On vous dit : « Vous n’avez pas eu cette formation : au revoir ! » Le train est parti et vous êtes en train de regarder les gens dans les wagons et faire au-revoir. Comment faire pour remonter à bord ? Comment faire pour pouvoir faire partie de ces gens-là ?
Je m’étais dit : « Je vais chercher du boulot, on va me faire faire des trucs durs, mais je trouverai parce que je suis prête à tout ». Mais on vous dit : « Vous allez faire deux heures, et grâce à ces deux heures vous allez pouvoir trouver un autre boulot qui va vous permettre de faire quatre heures, et ces quatre heures en feront plus ». Quand on accepte ça, on se demande : Est-ce que c’est vrai ? Ou est-ce qu’on me dit ça pour mieux m’exploiter derrière ? Comment savoir si on va pouvoir trouver un vrai boulot ? La société nous renvoie l’image qu’on ne travaille pas, on fait des heures. Non seulement on rame et en plus on vous dit : « Madame, vous ne travaillez pas, vous faites des heures et ça vous arrange bien. » C’est vraiment difficile d’accepter qu’on vous dise que votre travail n’est pas vraiment un travail.

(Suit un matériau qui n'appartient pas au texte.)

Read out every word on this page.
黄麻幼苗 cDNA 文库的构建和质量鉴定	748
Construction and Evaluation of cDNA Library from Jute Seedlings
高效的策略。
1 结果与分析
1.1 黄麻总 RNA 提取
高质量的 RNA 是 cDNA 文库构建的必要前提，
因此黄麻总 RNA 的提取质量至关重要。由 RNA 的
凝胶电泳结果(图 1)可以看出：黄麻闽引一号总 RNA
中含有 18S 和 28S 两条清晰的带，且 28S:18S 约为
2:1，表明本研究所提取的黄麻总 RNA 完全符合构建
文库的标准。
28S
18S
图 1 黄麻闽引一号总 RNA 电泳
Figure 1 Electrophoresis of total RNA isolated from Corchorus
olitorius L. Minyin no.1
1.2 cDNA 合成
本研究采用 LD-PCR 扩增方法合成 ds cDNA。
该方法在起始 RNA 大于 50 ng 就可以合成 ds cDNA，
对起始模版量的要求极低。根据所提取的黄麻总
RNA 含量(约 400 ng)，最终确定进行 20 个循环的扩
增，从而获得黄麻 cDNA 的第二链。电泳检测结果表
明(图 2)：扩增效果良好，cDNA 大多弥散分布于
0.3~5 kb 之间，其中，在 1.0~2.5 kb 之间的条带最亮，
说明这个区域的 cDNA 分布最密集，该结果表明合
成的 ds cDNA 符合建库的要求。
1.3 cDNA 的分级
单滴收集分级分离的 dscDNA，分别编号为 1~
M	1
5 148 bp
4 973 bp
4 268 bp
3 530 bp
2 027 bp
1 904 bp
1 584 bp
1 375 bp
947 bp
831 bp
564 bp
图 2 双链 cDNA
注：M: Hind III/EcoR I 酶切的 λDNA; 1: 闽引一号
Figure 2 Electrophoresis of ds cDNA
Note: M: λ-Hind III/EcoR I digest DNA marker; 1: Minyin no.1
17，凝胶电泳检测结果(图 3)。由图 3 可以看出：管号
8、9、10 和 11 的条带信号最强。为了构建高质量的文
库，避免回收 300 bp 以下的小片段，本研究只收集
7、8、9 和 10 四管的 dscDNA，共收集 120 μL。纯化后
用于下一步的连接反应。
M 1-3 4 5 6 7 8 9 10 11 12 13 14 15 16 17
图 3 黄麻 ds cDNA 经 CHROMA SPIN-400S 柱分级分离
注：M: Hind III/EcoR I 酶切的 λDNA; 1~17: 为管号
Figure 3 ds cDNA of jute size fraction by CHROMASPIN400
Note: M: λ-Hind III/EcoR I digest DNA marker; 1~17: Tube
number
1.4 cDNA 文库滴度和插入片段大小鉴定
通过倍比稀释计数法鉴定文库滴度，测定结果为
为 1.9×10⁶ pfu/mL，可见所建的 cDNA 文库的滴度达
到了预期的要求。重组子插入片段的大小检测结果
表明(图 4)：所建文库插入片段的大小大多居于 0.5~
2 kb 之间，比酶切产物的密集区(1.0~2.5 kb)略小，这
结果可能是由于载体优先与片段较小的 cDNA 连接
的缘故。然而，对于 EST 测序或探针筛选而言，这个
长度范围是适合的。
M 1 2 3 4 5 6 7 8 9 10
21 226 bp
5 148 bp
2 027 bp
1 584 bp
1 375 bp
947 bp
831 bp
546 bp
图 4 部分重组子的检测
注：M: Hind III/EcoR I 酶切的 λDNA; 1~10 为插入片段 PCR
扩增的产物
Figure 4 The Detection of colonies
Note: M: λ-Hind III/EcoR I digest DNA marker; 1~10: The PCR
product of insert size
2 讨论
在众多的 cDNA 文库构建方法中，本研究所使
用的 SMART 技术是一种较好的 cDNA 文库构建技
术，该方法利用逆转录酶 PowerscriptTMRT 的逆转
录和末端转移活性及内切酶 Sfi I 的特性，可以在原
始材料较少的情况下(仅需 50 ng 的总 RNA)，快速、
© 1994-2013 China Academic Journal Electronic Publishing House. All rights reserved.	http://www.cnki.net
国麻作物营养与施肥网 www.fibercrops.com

Cette recherche, elle est cassante. Ce qui devrait être une étape pour mettre le pied à l’étrier, ne l’est pas.
Groupe de Trappes : Marie travaille quatre heures par jour dans la cuisine d’un collège. Chaque jour, elle subit des humiliations de la part de ses collègues : elles lui font faire les travaux qu’elles ne veulent pas faire elles-mêmes. Elles se moquent d’elle. Elle ne va pas assez vite. Elle n’a pas droit à la tenue de travail. Les collègues se partagent les restes des repas sans lui en donner, etc. Elle a été quatre ans ainsi en CDD6.
Groupe de Bourg-la-Reine : Marie a été vingt-cinq ans vacataire comme femme de ménage à l’Université de Paris. Elle a demandé tous les ans pour devenir titulaire. On lui répondait qu’il n’y avait pas de poste de titulaire. En 2003, arrive une nouvelle responsable qui fait appliquer pour Marie la « loi Sapin »7. Elle est titularisée, se forme et devient agent d’accueil.

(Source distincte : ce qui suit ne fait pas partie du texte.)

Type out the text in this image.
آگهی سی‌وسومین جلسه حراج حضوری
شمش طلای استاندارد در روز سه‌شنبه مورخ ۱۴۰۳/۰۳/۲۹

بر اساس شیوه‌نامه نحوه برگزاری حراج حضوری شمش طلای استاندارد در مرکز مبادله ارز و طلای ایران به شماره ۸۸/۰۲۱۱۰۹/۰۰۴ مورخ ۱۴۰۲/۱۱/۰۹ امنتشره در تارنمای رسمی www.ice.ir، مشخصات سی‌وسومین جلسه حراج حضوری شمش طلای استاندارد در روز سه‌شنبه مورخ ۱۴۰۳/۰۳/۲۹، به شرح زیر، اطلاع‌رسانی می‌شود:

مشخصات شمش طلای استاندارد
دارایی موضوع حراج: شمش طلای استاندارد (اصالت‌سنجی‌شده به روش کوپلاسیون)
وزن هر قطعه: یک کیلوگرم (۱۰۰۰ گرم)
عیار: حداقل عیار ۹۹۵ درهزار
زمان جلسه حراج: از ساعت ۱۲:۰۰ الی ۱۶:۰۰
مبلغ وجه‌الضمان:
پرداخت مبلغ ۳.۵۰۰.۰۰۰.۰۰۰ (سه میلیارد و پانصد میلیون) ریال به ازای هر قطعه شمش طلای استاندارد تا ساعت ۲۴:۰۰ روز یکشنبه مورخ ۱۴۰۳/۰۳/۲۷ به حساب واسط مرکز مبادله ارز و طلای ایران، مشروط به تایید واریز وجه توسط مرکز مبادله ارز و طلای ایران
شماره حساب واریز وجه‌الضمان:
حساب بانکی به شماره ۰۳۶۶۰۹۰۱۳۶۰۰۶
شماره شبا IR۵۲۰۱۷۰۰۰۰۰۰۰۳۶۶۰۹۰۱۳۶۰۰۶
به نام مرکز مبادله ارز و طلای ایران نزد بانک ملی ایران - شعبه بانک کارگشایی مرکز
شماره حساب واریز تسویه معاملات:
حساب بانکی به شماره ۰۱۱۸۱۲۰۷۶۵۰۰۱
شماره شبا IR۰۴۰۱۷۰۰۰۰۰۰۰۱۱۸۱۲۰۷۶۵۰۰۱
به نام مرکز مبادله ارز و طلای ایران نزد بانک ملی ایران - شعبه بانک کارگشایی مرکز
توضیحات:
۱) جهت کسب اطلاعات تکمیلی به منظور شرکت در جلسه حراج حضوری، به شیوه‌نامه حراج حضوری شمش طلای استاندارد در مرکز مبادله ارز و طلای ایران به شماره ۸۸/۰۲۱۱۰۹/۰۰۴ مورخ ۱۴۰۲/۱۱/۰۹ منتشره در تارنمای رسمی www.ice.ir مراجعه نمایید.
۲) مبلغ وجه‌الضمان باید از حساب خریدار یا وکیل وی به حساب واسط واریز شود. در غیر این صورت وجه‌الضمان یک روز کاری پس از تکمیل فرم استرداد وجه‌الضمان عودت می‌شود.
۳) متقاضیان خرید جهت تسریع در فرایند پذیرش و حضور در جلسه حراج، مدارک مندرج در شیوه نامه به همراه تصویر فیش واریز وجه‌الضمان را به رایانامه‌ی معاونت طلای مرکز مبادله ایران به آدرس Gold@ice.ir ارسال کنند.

Florence Aubenas : On a du mal à parler pour se défendre. On a du mal à utiliser les armes comme le code du travail, les syndicats, les prud’hommes. Un jour, on nettoyait un camping, il y a un patron qui commence à expliquer comment il fallait ranger le linge sale. Son idée me semblait complètement idiote. Je lui dis : « Il vaudrait mieux faire comme ça. » Il me regarde, et me dit : « Madame Aubenas, n’essayez pas de faire l’éducation de gens mieux élevés que vous. » J’ai regardé les filles. Elles me faisaient signe de me la boucler. Quand il est parti, elles ont dit : « Cet imbécile..., on fera comme on veut. » On a l’impression qu’à la position où on est, même si on a raison, on a tort. C’est-à-dire que les mots n’ont pas le même poids.
Mais j’ai rencontré plus de solidarité que vous. Je trouvais qu’on se tenait les coudes. Quand il y en avait un qui avait une voiture, il aidait l’autre. Quand il y en a une qui avait des enfants à chercher, on disait : « Vas-y, je fais ton boulot ». Il y avait cette solidarité ; pour moi c’est resté comme quelque chose de fort.

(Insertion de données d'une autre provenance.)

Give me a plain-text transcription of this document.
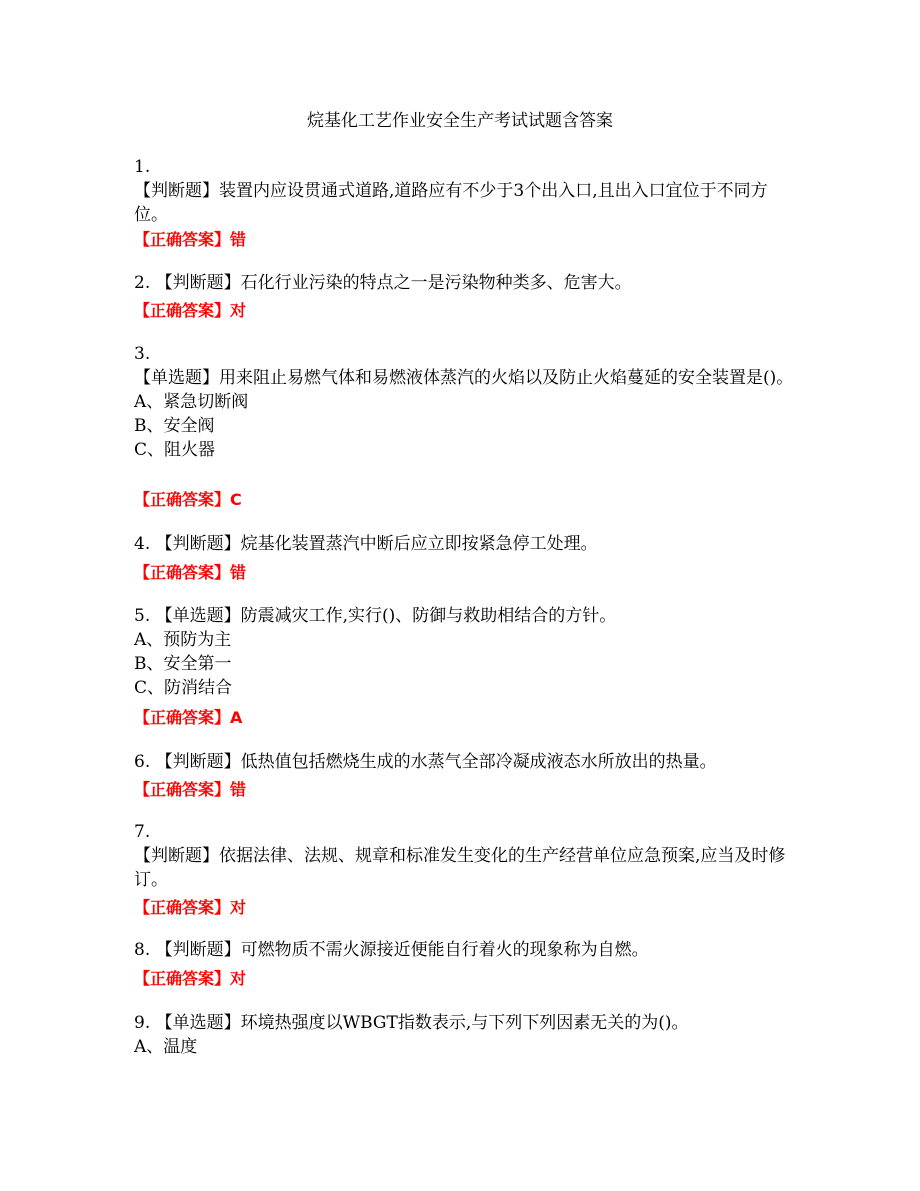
烷基化工艺作业安全生产考试试题含答案
1.
【判断题】装置内应设贯通式道路,道路应有不少于3个出入口,且出入口宜位于不同方位。
【正确答案】错
2. 【判断题】石化行业污染的特点之一是污染物种类多、危害大。
【正确答案】对
3.
【单选题】用来阻止易燃气体和易燃液体蒸汽的火焰以及防止火焰蔓延的安全装置是()。
A、紧急切断阀
B、安全阀
C、阻火器
【正确答案】C
4. 【判断题】烷基化装置蒸汽中断后应立即按紧急停工处理。
【正确答案】错
5. 【单选题】防震减灾工作,实行()、防御与救助相结合的方针。
A、预防为主
B、安全第一
C、防消结合
【正确答案】A
6. 【判断题】低热值包括燃烧生成的水蒸气全部冷凝成液态水所放出的热量。
【正确答案】错
7.
【判断题】依据法律、法规、规章和标准发生变化的生产经营单位应急预案,应当及时修订。
【正确答案】对
8. 【判断题】可燃物质不需火源接近便能自行着火的现象称为自燃。
【正确答案】对
9. 【单选题】环境热强度以WBGT指数表示,与下列下列因素无关的为()。
A、温度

Marie Varon : Pourquoi avoir choisi d’écrire comme si vous étiez une femme de ménage, au lieu d’interroger des vraies femmes de ménage ? Pourquoi ne pas leur donner la parole ?
Florence Aubenas : Raconter une catastrophe, les journaux savent le faire parce que c’est quelque chose qui casse le quotidien. Mais raconter la vie quotidienne, les journaux n’y arrivent pas souvent. C’est difficile, quand on est journaliste, de raconter la vie quotidienne des gens et je ne suis pas sûre que les gens à qui j’aurais parlé aient raconté tout à fait les choses comme elles sont. Par exemple, une des conversations les plus importantes aux pauses c’était autour de comment on fait pour se faire soigner : c’est cher, il faut aller à l’hôpital, etc. Or je n’aurais jamais eu l’idée de poser cette question-là, j’aurais posé des questions sur le travail mais pas sur la santé. C’est plus facile de raconter les gens en partageant leur quotidien qu’en les interrogeant sur ce quotidien. En donnant le micro aux gens, je me suis rendu compte qu’eux-mêmes avaient du mal à se raconter.
Marie Varon : Comme vous avez déjà fait un premier métier, journaliste, je trouve que vous avez plus d’expériences de ce côté-là, plus de facilités pour faire ce livre.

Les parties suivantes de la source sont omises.